- Interactive map of Gmina Jedlnia-Letnisko
- Coordinates (Jedlnia-Letnisko): 51°25′47″N 21°20′4″E﻿ / ﻿51.42972°N 21.33444°E
- Country: Poland
- Voivodeship: Masovian
- County: Radom County
- Seat: Jedlnia-Letnisko

Area
- • Total: 65.57 km^{2} (25.32 sq mi)

Population (2006)
- • Total: 11,474
- • Density: 175.0/km^{2} (453.2/sq mi)
- Website: http://www.jedlnia.pl/

= Gmina Jedlnia-Letnisko =

Gmina Jedlnia-Letnisko is a rural gmina (administrative district) in Radom County, Masovian Voivodeship, in east-central Poland. Its seat is the village of Jedlnia-Letnisko, which lies approximately 13 km east of Radom and 91 km south of Warsaw.

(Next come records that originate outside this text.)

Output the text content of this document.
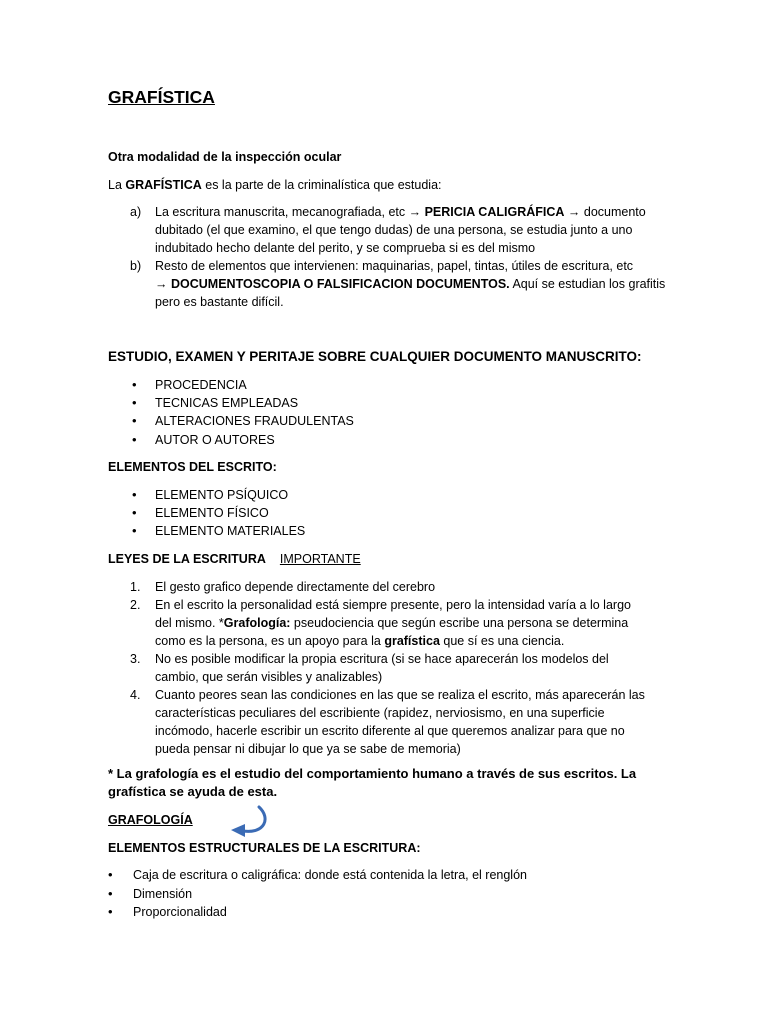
GRAFÍSTICA

Otra modalidad de la inspección ocular

La GRAFÍSTICA es la parte de la criminalística que estudia:

a) La escritura manuscrita, mecanografiada, etc → PERICIA CALIGRÁFICA → documento
dubitado (el que examino, el que tengo dudas) de una persona, se estudia junto a uno
indubitado hecho delante del perito, y se comprueba si es del mismo
b) Resto de elementos que intervienen: maquinarias, papel, tintas, útiles de escritura, etc
→ DOCUMENTOSCOPIA O FALSIFICACION DOCUMENTOS. Aquí se estudian los grafitis
pero es bastante difícil.

ESTUDIO, EXAMEN Y PERITAJE SOBRE CUALQUIER DOCUMENTO MANUSCRITO:

• PROCEDENCIA
• TECNICAS EMPLEADAS
• ALTERACIONES FRAUDULENTAS
• AUTOR O AUTORES

ELEMENTOS DEL ESCRITO:

• ELEMENTO PSÍQUICO
• ELEMENTO FÍSICO
• ELEMENTO MATERIALES

LEYES DE LA ESCRITURA IMPORTANTE

1. El gesto grafico depende directamente del cerebro
2. En el escrito la personalidad está siempre presente, pero la intensidad varía a lo largo
del mismo. *Grafología: pseudociencia que según escribe una persona se determina
como es la persona, es un apoyo para la grafística que sí es una ciencia.
3. No es posible modificar la propia escritura (si se hace aparecerán los modelos del
cambio, que serán visibles y analizables)
4. Cuanto peores sean las condiciones en las que se realiza el escrito, más aparecerán las
características peculiares del escribiente (rapidez, nerviosismo, en una superficie
incómodo, hacerle escribir un escrito diferente al que queremos analizar para que no
pueda pensar ni dibujar lo que ya se sabe de memoria)
* La grafología es el estudio del comportamiento humano a través de sus escritos. La
grafística se ayuda de esta.

GRAFOLOGÍA

ELEMENTOS ESTRUCTURALES DE LA ESCRITURA:

• Caja de escritura o caligráfica: donde está contenida la letra, el renglón
• Dimensión
• Proporcionalidad
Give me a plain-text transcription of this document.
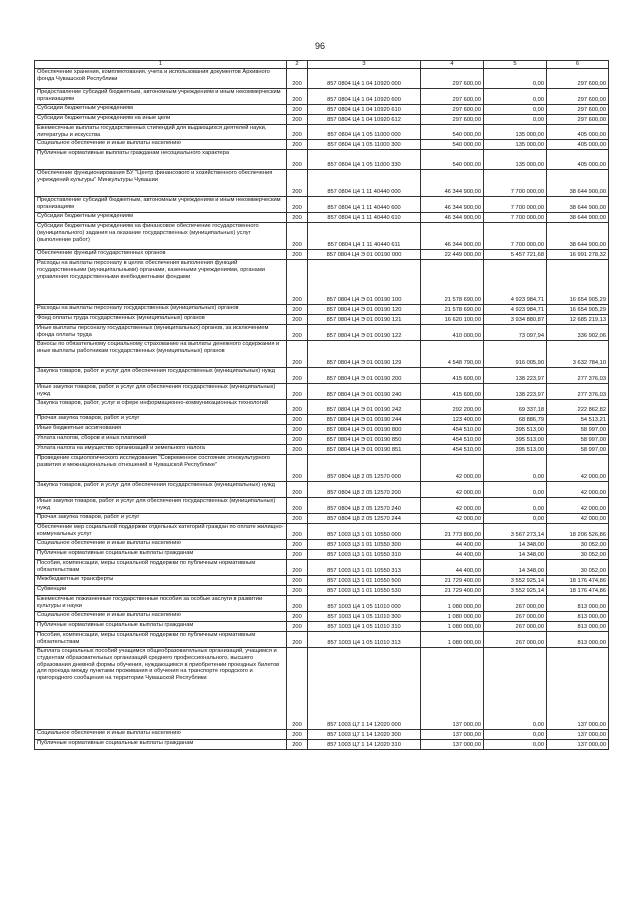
96
1	2	3	4	5	6
Обеспечение хранения, комплектования, учета и использования документов Архивного фонда Чувашской Республики	200	857 0804 Ц4 1 04 10920 000	297 600,00	0,00	297 600,00
Предоставление субсидий бюджетным, автономным учреждениям и иным некоммерческим организациям	200	857 0804 Ц4 1 04 10920 600	297 600,00	0,00	297 600,00
Субсидии бюджетным учреждениям	200	857 0804 Ц4 1 04 10920 610	297 600,00	0,00	297 600,00
Субсидии бюджетным учреждениям на иные цели	200	857 0804 Ц4 1 04 10920 612	297 600,00	0,00	297 600,00
Ежемесячные выплаты государственных стипендий для выдающихся деятелей науки, литературы и искусства	200	857 0804 Ц4 1 05 11000 000	540 000,00	135 000,00	405 000,00
Социальное обеспечение и иные выплаты населению	200	857 0804 Ц4 1 05 11000 300	540 000,00	135 000,00	405 000,00
Публичные нормативные выплаты гражданам несоциального характера	200	857 0804 Ц4 1 05 11000 330	540 000,00	135 000,00	405 000,00
Обеспечение функционирования БУ "Центр финансового и хозяйственного обеспечения учреждений культуры" Минкультуры Чувашии	200	857 0804 Ц4 1 11 40440 000	46 344 900,00	7 700 000,00	38 644 900,00
Предоставление субсидий бюджетным, автономным учреждениям и иным некоммерческим организациям	200	857 0804 Ц4 1 11 40440 600	46 344 900,00	7 700 000,00	38 644 900,00
Субсидии бюджетным учреждениям	200	857 0804 Ц4 1 11 40440 610	46 344 900,00	7 700 000,00	38 644 900,00
Субсидии бюджетным учреждениям на финансовое обеспечение государственного (муниципального) задания на оказание государственных (муниципальных) услуг (выполнение работ)	200	857 0804 Ц4 1 11 40440 611	46 344 900,00	7 700 000,00	38 644 900,00
Обеспечение функций государственных органов	200	857 0804 Ц4 Э 01 00190 000	22 449 000,00	5 457 721,68	16 991 278,32
Расходы на выплаты персоналу в целях обеспечения выполнения функций государственными (муниципальными) органами, казенными учреждениями, органами управления государственными внебюджетными фондами	200	857 0804 Ц4 Э 01 00190 100	21 578 690,00	4 923 984,71	16 654 905,29
Расходы на выплаты персоналу государственных (муниципальных) органов	200	857 0804 Ц4 Э 01 00190 120	21 578 690,00	4 923 984,71	16 654 905,29
Фонд оплаты труда государственных (муниципальных) органов	200	857 0804 Ц4 Э 01 00190 121	16 620 100,00	3 934 880,87	12 685 219,13
Иные выплаты персоналу государственных (муниципальных) органов, за исключением фонда оплаты труда	200	857 0804 Ц4 Э 01 00190 122	410 000,00	73 097,94	336 902,06
Взносы по обязательному социальному страхованию на выплаты денежного содержания и иные выплаты работникам государственных (муниципальных) органов	200	857 0804 Ц4 Э 01 00190 129	4 548 790,00	916 005,90	3 632 784,10
Закупка товаров, работ и услуг для обеспечения государственных (муниципальных) нужд	200	857 0804 Ц4 Э 01 00190 200	415 600,00	138 223,97	277 376,03
Иные закупки товаров, работ и услуг для обеспечения государственных (муниципальных) нужд	200	857 0804 Ц4 Э 01 00190 240	415 600,00	138 223,97	277 376,03
Закупка товаров, работ, услуг в сфере информационно-коммуникационных технологий	200	857 0804 Ц4 Э 01 00190 242	292 200,00	69 337,18	222 862,82
Прочая закупка товаров, работ и услуг	200	857 0804 Ц4 Э 01 00190 244	123 400,00	68 886,79	54 513,21
Иные бюджетные ассигнования	200	857 0804 Ц4 Э 01 00190 800	454 510,00	395 513,00	58 997,00
Уплата налогов, сборов и иных платежей	200	857 0804 Ц4 Э 01 00190 850	454 510,00	395 513,00	58 997,00
Уплата налога на имущество организаций и земельного налога	200	857 0804 Ц4 Э 01 00190 851	454 510,00	395 513,00	58 997,00
Проведение социологического исследования "Современное состояние этнокультурного развития и межнациональных отношений в Чувашской Республике"	200	857 0804 Ц8 2 05 12570 000	42 000,00	0,00	42 000,00
Закупка товаров, работ и услуг для обеспечения государственных (муниципальных) нужд	200	857 0804 Ц8 2 05 12570 200	42 000,00	0,00	42 000,00
Иные закупки товаров, работ и услуг для обеспечения государственных (муниципальных) нужд	200	857 0804 Ц8 2 05 12570 240	42 000,00	0,00	42 000,00
Прочая закупка товаров, работ и услуг	200	857 0804 Ц8 2 05 12570 244	42 000,00	0,00	42 000,00
Обеспечение мер социальной поддержки отдельных категорий граждан по оплате жилищно-коммунальных услуг	200	857 1003 Ц3 1 01 10550 000	21 773 800,00	3 567 273,14	18 206 526,86
Социальное обеспечение и иные выплаты населению	200	857 1003 Ц3 1 01 10550 300	44 400,00	14 348,00	30 052,00
Публичные нормативные социальные выплаты гражданам	200	857 1003 Ц3 1 01 10550 310	44 400,00	14 348,00	30 052,00
Пособия, компенсации, меры социальной поддержки по публичным нормативным обязательствам	200	857 1003 Ц3 1 01 10550 313	44 400,00	14 348,00	30 052,00
Межбюджетные трансферты	200	857 1003 Ц3 1 01 10550 500	21 729 400,00	3 552 925,14	18 176 474,86
Субвенции	200	857 1003 Ц3 1 01 10550 530	21 729 400,00	3 552 925,14	18 176 474,86
Ежемесячные пожизненные государственные пособия за особые заслуги в развитии культуры и науки	200	857 1003 Ц4 1 05 11010 000	1 080 000,00	267 000,00	813 000,00
Социальное обеспечение и иные выплаты населению	200	857 1003 Ц4 1 05 11010 300	1 080 000,00	267 000,00	813 000,00
Публичные нормативные социальные выплаты гражданам	200	857 1003 Ц4 1 05 11010 310	1 080 000,00	267 000,00	813 000,00
Пособия, компенсации, меры социальной поддержки по публичным нормативным обязательствам	200	857 1003 Ц4 1 05 11010 313	1 080 000,00	267 000,00	813 000,00
Выплата социальных пособий учащимся общеобразовательных организаций, учащимся и студентам образовательных организаций среднего профессионального, высшего образования дневной формы обучения, нуждающимся в приобретении проездных билетов для проезда между пунктами проживания и обучения на транспорте городского и пригородного сообщения на территории Чувашской Республики	200	857 1003 Ц7 1 14 12020 000	137 000,00	0,00	137 000,00
Социальное обеспечение и иные выплаты населению	200	857 1003 Ц7 1 14 12020 300	137 000,00	0,00	137 000,00
Публичные нормативные социальные выплаты гражданам	200	857 1003 Ц7 1 14 12020 310	137 000,00	0,00	137 000,00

The gmina covers an area of 65.57 km2, and as of 2006 its total population is 11,474.

==Villages==
Gmina Jedlnia-Letnisko contains the villages and settlements of Aleksandrów, Antoniówka, Cudnów, Dawidów, Groszowice, Gzowice, Gzowice-Folwark, Gzowice-Kolonia, Jedlnia-Letnisko, Lasowice, Maryno, Myśliszewice, Natolin, Piotrowice, Rajec Poduchowny, Rajec Szlachecki, Sadków, Sadków-Górki, Siczki, Słupica and Wrzosów.

==Neighbouring gminas==
Gmina Jedlnia-Letnisko is bordered by the towns of Pionki and Radom, and by the gminas of Gózd, Jastrzębia and Pionki.